Le Journal de Quebec - Weekend

VOIR SURGIR LES FANTÔMES DU PASSÉ

- MARIE-FRANCE BORNAIS Le Journal de Québec

Fin observateu­r des sentiments amoureux, l’écrivain français Philippe Besson raconte dans Dîner à Montréal sa rencontre étonnante avec un ancien amant qui avait finalement tourné la page sans se perdre en explicatio­ns ou en excuses. Dans un roman précédent, Un certain Paul Darrigrand, il avait raconté cette histoire d’amour qui avait marqué sa jeunesse au fer rouge.

Dans ce roman « très proche de la vérité », affirme Philippe Besson en entrevue, il raconte comment son ancien amoureux s’est pointé à une séance de dédicaces, dans une librairie montréalai­se, en 2007. Et comment ils se sont donné rendez-vous pour un dîner en ville.

Pas question d’un tête-à-tête: le narrateur y va avec Antoine, son jeune compagnon de l’époque, et Paul Darrigrand, installé à Montréal depuis des années, arrive avec sa femme Isabelle – la même qu’il y a 18 ans.

S’ensuivent un dîner d’une grande tension émotive, marqué par les malaises, les non-dits, puis quelques explicatio­ns fournies à la dérobée lorsqu’Antoine et Isabelle quittent la table pour aller fumer dehors.

Philippe Besson explore un thème très intéressan­t dans ce nouveau roman : que fait-on lorsqu’un fantôme du passé ressurgit, alors qu’on s’y attend le moins?

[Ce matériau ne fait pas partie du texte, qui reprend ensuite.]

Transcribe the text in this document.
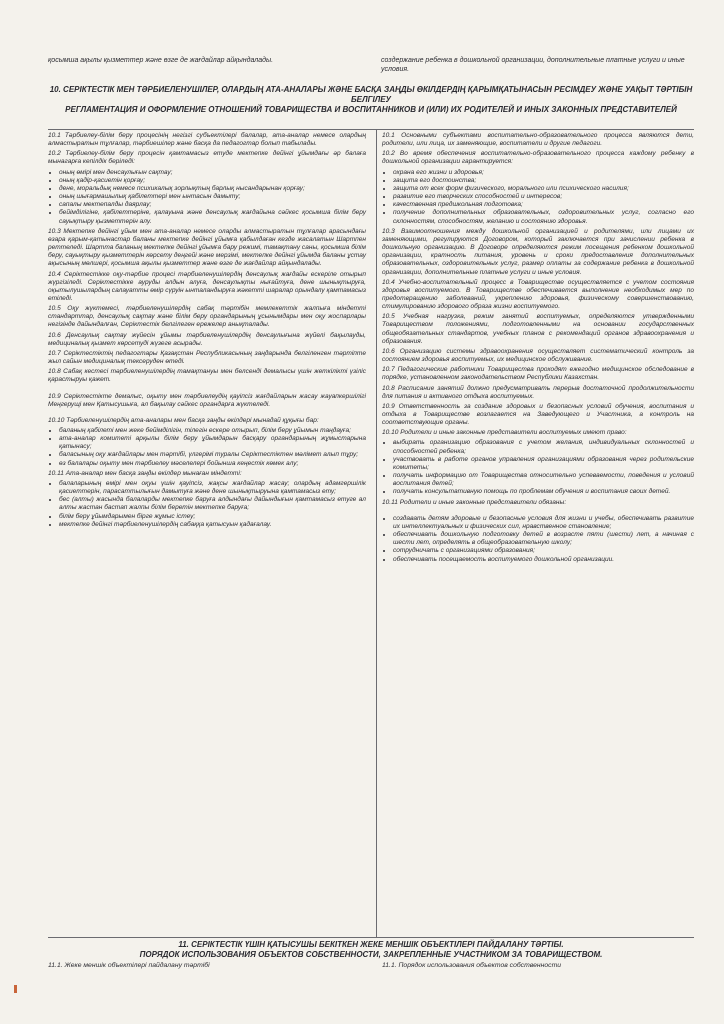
қосымша ақылы қызметтер және өзге де жағдайлар айқындалады.	сoздeржание ребенка в дошкольной организации, дополнительные платные услуги и иные условия.
10. СЕРІКТЕСТІК МЕН ТӘРБИЕЛЕНУШІЛЕР, ОЛАРДЫҢ АТА-АНАЛАРЫ ЖӘНЕ БАСҚА ЗАҢДЫ ӨКІЛДЕРДІҢ ҚАРЫМҚАТЫНАСЫН РЕСІМДЕУ ЖӘНЕ УАҚЫТ ТӘРТІБІН БЕЛГІЛЕУ
РЕГЛАМЕНТАЦИЯ И ОФОРМЛЕНИЕ ОТНОШЕНИЙ ТОВАРИЩЕСТВА И ВОСПИТАННИКОВ И (ИЛИ) ИХ РОДИТЕЛЕЙ И ИНЫХ ЗАКОННЫХ ПРЕДСТАВИТЕЛЕЙ

10.1 Тәрбиелеу-білім беру процесінің негізгі субъектілері балалар, ата-аналар немесе олардың алмастыратын тұлғалар, тәрбиешілер және басқа да педагогтар болып табылады.

10.2 Тәрбиелеу-білім беру процесін қамтамасыз етуде мектепке дейінгі ұйымдағы әр балаға мынагарға кепілдік беріледі:

• оның өмірі мен денсаулығын сақтау;
• оның қадір-қасиетін қорғау;
• дене, моральдық немесе психикалық зорлықтың барлық нысандарынан қорғау;
• оның шығармашылық қабілеттері мен ынтасын дамыту;
• сапалы мектепалды даярлау;
• бейімділігіне, қабілеттеріне, қалауына және денсаулық жағдайына сәйкес қосымша білім беру сауықтыру қызметтерін алу.

10.3 Мектепке дейінгі ұйым мен ата-аналар немесе оларды алмастыратын тұлғалар арасындағы өзара қарым-қатынастар баланы мектепке дейінгі ұйымға қабылдаған кезде жасалатын Шартпен реттеледі. Шартта баланың мектепке дейінгі ұйымға бару режимі, тамақтану саны, қосымша білім беру, сауықтыру қызметтерін көрсету деңгейі және мерзімі, мектепке дейінгі ұйымда баланы ұстау ақысының мөлшері, қосымша ақылы қызметтер және өзге де жағдайлар айқындалады.

10.4 Серіктестікке оқу-тәрбие процесі тәрбиеленушілердің денсаулық жағдайы ескеріле отырып жүргізіледі. Серіктестікке ауруды алдын алуға, денсаулықты нығайтуға, дене шынықтыруға, оқытылушылардың салауатты өмір сүруін ынталандыруға жәкетті шаралар орындалу қамтамасыз етіледі.

10.5 Оқу жүктемесі, тәрбиеленушілердің сабақ тәртібін мемлекеттік жалпыға міндетті стандарттар, денсаулық сақтау және білім беру органдарының ұсынымдары мен оқу жоспарлары негізінде дайындалған, Серіктестік белгілеген ережелер анықталады.

10.6 Денсаулық сақтау жүйесін ұйымы тәрбиеленушілердің денсаулығына жүйелі бақылауды, медициналық қызмет көрсетуді жүзеге асырады.

10.7 Серіктестіктің педагогтары Қазақстан Республикасының заңдарында белгіленген тәртіпте жыл сайын медициналық тексеруден өтеді.

10.8 Сабақ кестесі тәрбиеленушілердің тамақтануы мен белсенді демалысы үшін жеткілікті үзіліс қарастыруы қажет.

10.9 Серіктестікте демалыс, оқыту мен тәрбиелеудің қауіпсіз жағдайларын жасау жауапкершілігі Меңгерущі мен Қатысушыға, ал бақылау сәйкес органдарға жүктеледі.

10.10 Тәрбиеленушілердің ата-аналары мен басқа заңды өкілдері мынадай құқығы бар:

• баланың қабілеті мен жеке бейімділігін, тілегін ескере отырып, білім беру ұйымын таңдауға;
• ата-аналар комитеті арқылы білім беру ұйымдарын басқару органдарының жұмыстарына қатынасу;
• баласының оқу жағдайлары мен тәртібі, үлгерімі туралы Серіктестіктен мәлімет алып тұру;
• өз балалары оқыту мен тәрбиелеу мәселелері бойынша кеңестік көмек алу;

10.11 Ата-аналар мен басқа заңды өкілдер мынаған міндетті:

• балаларының өмірі мен оқуы үшін қауіпсіз, жақсы жағдайлар жасау; олардың адамгершілік қасиеттерін, парасаттылығын дамытуға және дене шынықтыруына қамтамасыз ету;
• бес (алты) жасында балаларды мектепке баруға алдындағы дайындығын қамтамасыз етуге ал алты жастан бастап жалпы білім беретін мектепке баруға;
• білім беру ұйымдарымен бірге жұмыс істеу;
• мектепке дейінгі тәрбиеленушілердің сабаққа қатысуын қадағалау.

10.1 Основными субъектами воспитательно-образовательного процесса являются дети, родители, или лица, их заменяющие, воспитатели и другие педагоги.

10.2 Во время обеспечения воспитательно-образовательного процесса каждому ребенку в дошкольной организации гарантируется:

• охрана его жизни и здоровья;
• защита его достоинства;
• защита от всех форм физического, морального или психического насилия;
• развитие его творческих способностей и интересов;
• качественная предшкольная подготовка;
• получение дополнительных образовательных, оздоровительных услуг, согласно его склонностям, способностям, желанию и состоянию здоровья.

10.3 Взаимоотношения между дошкольной организацией и родителями, или лицами их заменяющими, регулируются Договором, который заключается при зачислении ребенка в дошкольную организацию. В Договоре определяются режим посещения ребенком дошкольной организации, кратность питания, уровень и сроки предоставления дополнительных образовательных, оздоровительных услуг, размер оплаты за содержание ребенка в дошкольной организации, дополнительные платные услуги и иные условия.

10.4 Учебно-воспитательный процесс в Товариществе осуществляется с учетом состояния здоровья воспитуемого. В Товариществе обеспечивается выполнение необходимых мер по предотвращению заболеваний, укреплению здоровья, физическому совершенствованию, стимулированию здорового образа жизни воспитуемого.

10.5 Учебная нагрузка, режим занятий воспитуемых, определяются утвержденными Товариществом положениями, подготовленными на основании государственных общеобязательных стандартов, учебных планов с рекомендаций органов здравоохранения и образования.

10.6 Организацию системы здравоохранения осуществляет систематический контроль за состоянием здоровья воспитуемых, их медицинское обслуживание.

10.7 Педагогические работники Товарищества проходят ежегодно медицинское обследование в порядке, установленном законодательством Республики Казахстан.

10.8 Расписание занятий должно предусматривать перерыв достаточной продолжительности для питания и активного отдыха воспитуемых.

10.9 Ответственность за создание здоровых и безопасных условий обучения, воспитания и отдыха в Товариществе возлагается на Заведующего и Участника, а контроль на соответствующие органы.

10.10 Родители и иные законные представители воспитуемых имеют право:

• выбирать организацию образования с учетом желания, индивидуальных склонностей и способностей ребенка;
• участвовать в работе органов управления организациями образования через родительские комитеты;
• получать информацию от Товарищества относительно успеваемости, поведения и условий воспитания детей;
• получать консультативную помощь по проблемам обучения и воспитания своих детей.

10.11 Родители и иные законные представители обязаны:

• создавать детям здоровые и безопасные условия для жизни и учебы, обеспечивать развитие их интеллектуальных и физических сил, нравственное становление;
• обеспечивать дошкольную подготовку детей в возрасте пяти (шести) лет, а начиная с шести лет, определять в общеобразовательную школу;
• сотрудничать с организациями образования;
• обеспечивать посещаемость воспитуемого дошкольной организации.
11. СЕРІКТЕСТІК ҮШІН ҚАТЫСУШЫ БЕКІТКЕН ЖЕКЕ МЕНШІК ОБЪЕКТІЛЕРІ ПАЙДАЛАНУ ТӘРТІБІ.
ПОРЯДОК ИСПОЛЬЗОВАНИЯ ОБЪЕКТОВ СОБСТВЕННОСТИ, ЗАКРЕПЛЕННЫЕ УЧАСТНИКОМ ЗА ТОВАРИЩЕСТВОМ.
11.1. Жеке меншік объектілері пайдалану тәртібі	11.1. Порядок использования объектов собственности
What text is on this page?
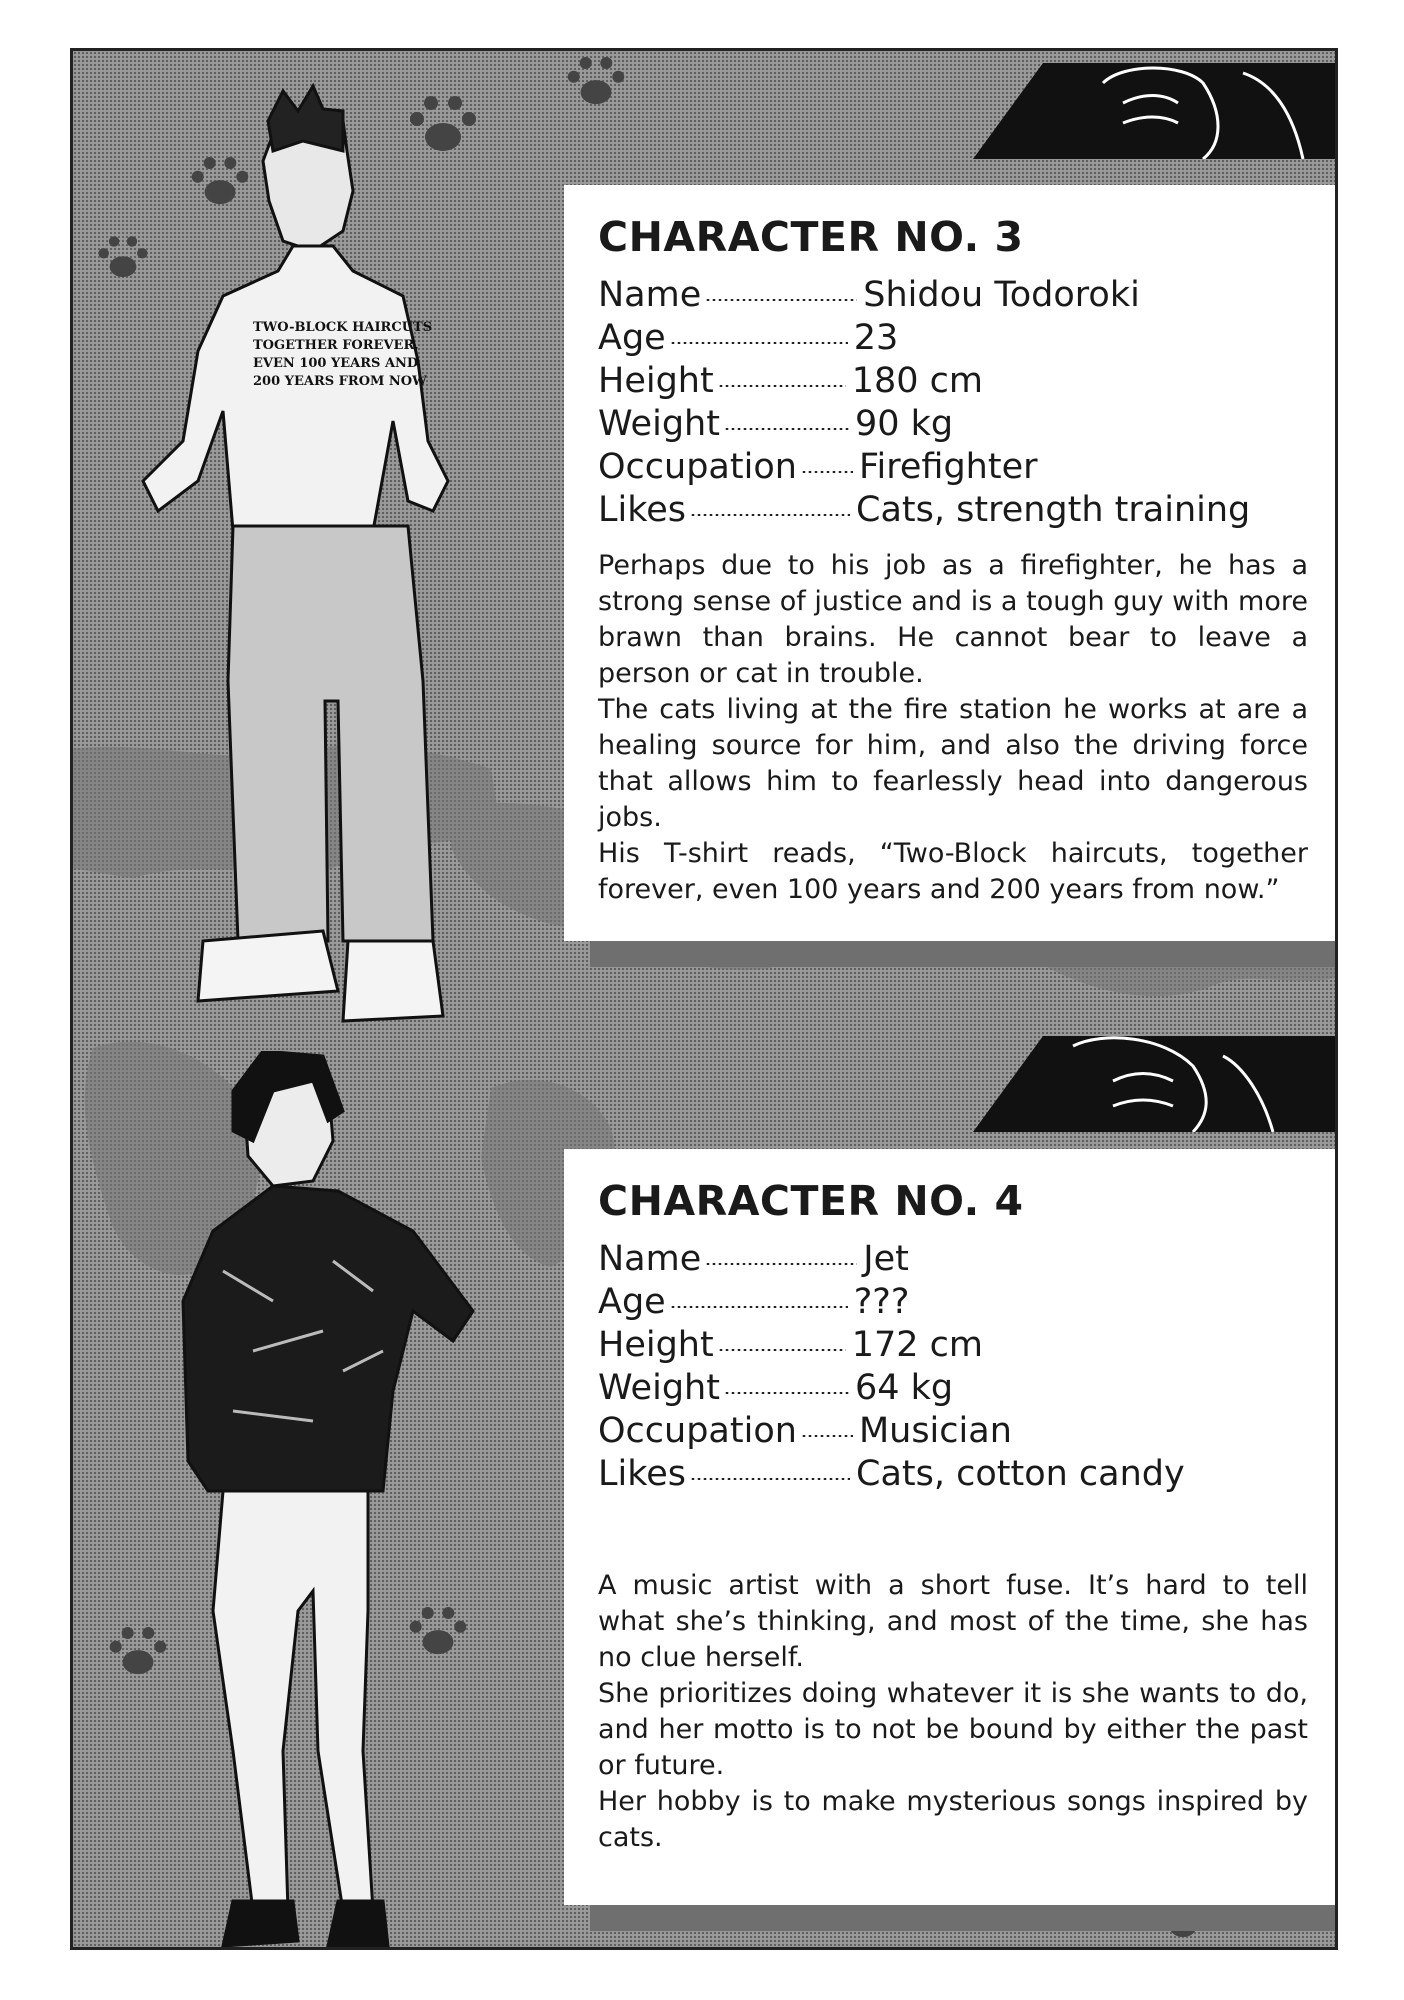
TWO-BLOCK HAIRCUTS
TOGETHER FOREVER,
EVEN 100 YEARS AND
200 YEARS FROM NOW
CHARACTER NO. 3
Name	Shidou Todoroki
Age	23
Height	180 cm
Weight	90 kg
Occupation Firefighter
Likes	Cats, strength training

Perhaps due to his job as a firefighter, he has a strong sense of justice and is a tough guy with more brawn than brains. He cannot bear to leave a person or cat in trouble.

The cats living at the fire station he works at are a healing source for him, and also the driving force that allows him to fearlessly head into dangerous jobs.

His T-shirt reads, “Two-Block haircuts, together forever, even 100 years and 200 years from now.”

CHARACTER NO. 4
Name	Jet
Age	???
Height	172 cm
Weight	64 kg
Occupation Musician
Likes	Cats, cotton candy

A music artist with a short fuse. It’s hard to tell what she’s thinking, and most of the time, she has no clue herself.

She prioritizes doing whatever it is she wants to do, and her motto is to not be bound by either the past or future.

Her hobby is to make mysterious songs inspired by cats.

Est-ce guérisseur et libérateur ou pas du tout?

NOSTALGIQU­E RENCONTRE

Récemment de passage à Montréal, il commente avec émotion cette rencontre improbable, coincée entre les remords et la nostalgie.

« Cette histoire me poursuivai­t depuis plusieurs années. Puis est venu le moment : je me suis dit, je sais enfin comment l’écrire. »

Toute l’action se déroule à Montréal. « L’empreinte de cette histoire est si forte sur moi que je ne pouvais pas faire autrement que de la raconter, de manière assez intime. En même temps, il y avait la volonté de déborder des frontières de l’histoire. »

SENTIMENTS UNIVERSELS

Il espère que Dîner à Montréal parlera aussi aux gens et leur racontera quelque chose d’eux-mêmes aussi. « On a tous vécu cette idée de se dire : que deviennent nos anciennes amours ? Et si on les revoyait, dans quel état on serait ? Qu’est-ce qu’on a fait de nos vingt ans? Qu’est-ce qu’on a fait de notre vie ? Ces questions existentie­lles, quand elles nous sont posées de manière fortuite, leur écho est encore plus violent. » Philippe Besson rappelle le grand sentiment d’injustice qu’on peut ressentir lorsqu’une histoire d’amour se termine abruptemen­t, sans explicatio­ns. « On en veut à soi, à l’autre, que ça n’ait pas été tenté. Ça n’a même pas été tenté, au fond, ç’a été évité, d’une certaine manière, cette histoire. »

UN RISQUE

Isabelle voyait à tout moment le risque de perdre son mari, Paul Darrigrand.

« Elle est dans la situation la plus terrible et en même temps, la plus forte : c’était quand même délicat de dîner avec l’ancien amant de son mari ! C’était surréalist­e, comme situation. Et en même temps, elle a gagné : des années après, elle est encore sa femme et la mère de ses enfants. Il y avait à la fois une fragilité et une puissance chez elle et elle navigue en permanence entre les deux. »

Gagnante ? Pas si sûre… Il y a des non-dits, des choses dissimulée­s, des choses non réglées chez Paul Darrigrand. « C’est toute l’ambiguïté de Paul depuis le début: il était ambigu à 20 ans, il l’est encore, 20 ans après. »

L’écriture a été « bizarremen­t jubilatoir­e », commente l’auteur, qui a eu le sentiment d’avoir le dessus sur l’histoire.

« C’est comme si l’écrivain vengeait l’homme : qu’il venait au secours de l’amoureux pour lui dire, ça va aller, parce que je prends la suite. Tu vas triompher là où l’amoureux a échoué. »

Philippe Besson est un romancier de premier plan traduit dans une dizaine de pays.

Il a publié une vingtaine de romans, dont Son frère, adapté au cinéma par Patrice Chéreau.

Le tournage de l’adaptation cinématogr­aphique de son roman

Arrête avec tes mensonges se fera en mai-juin prochain en Charentes.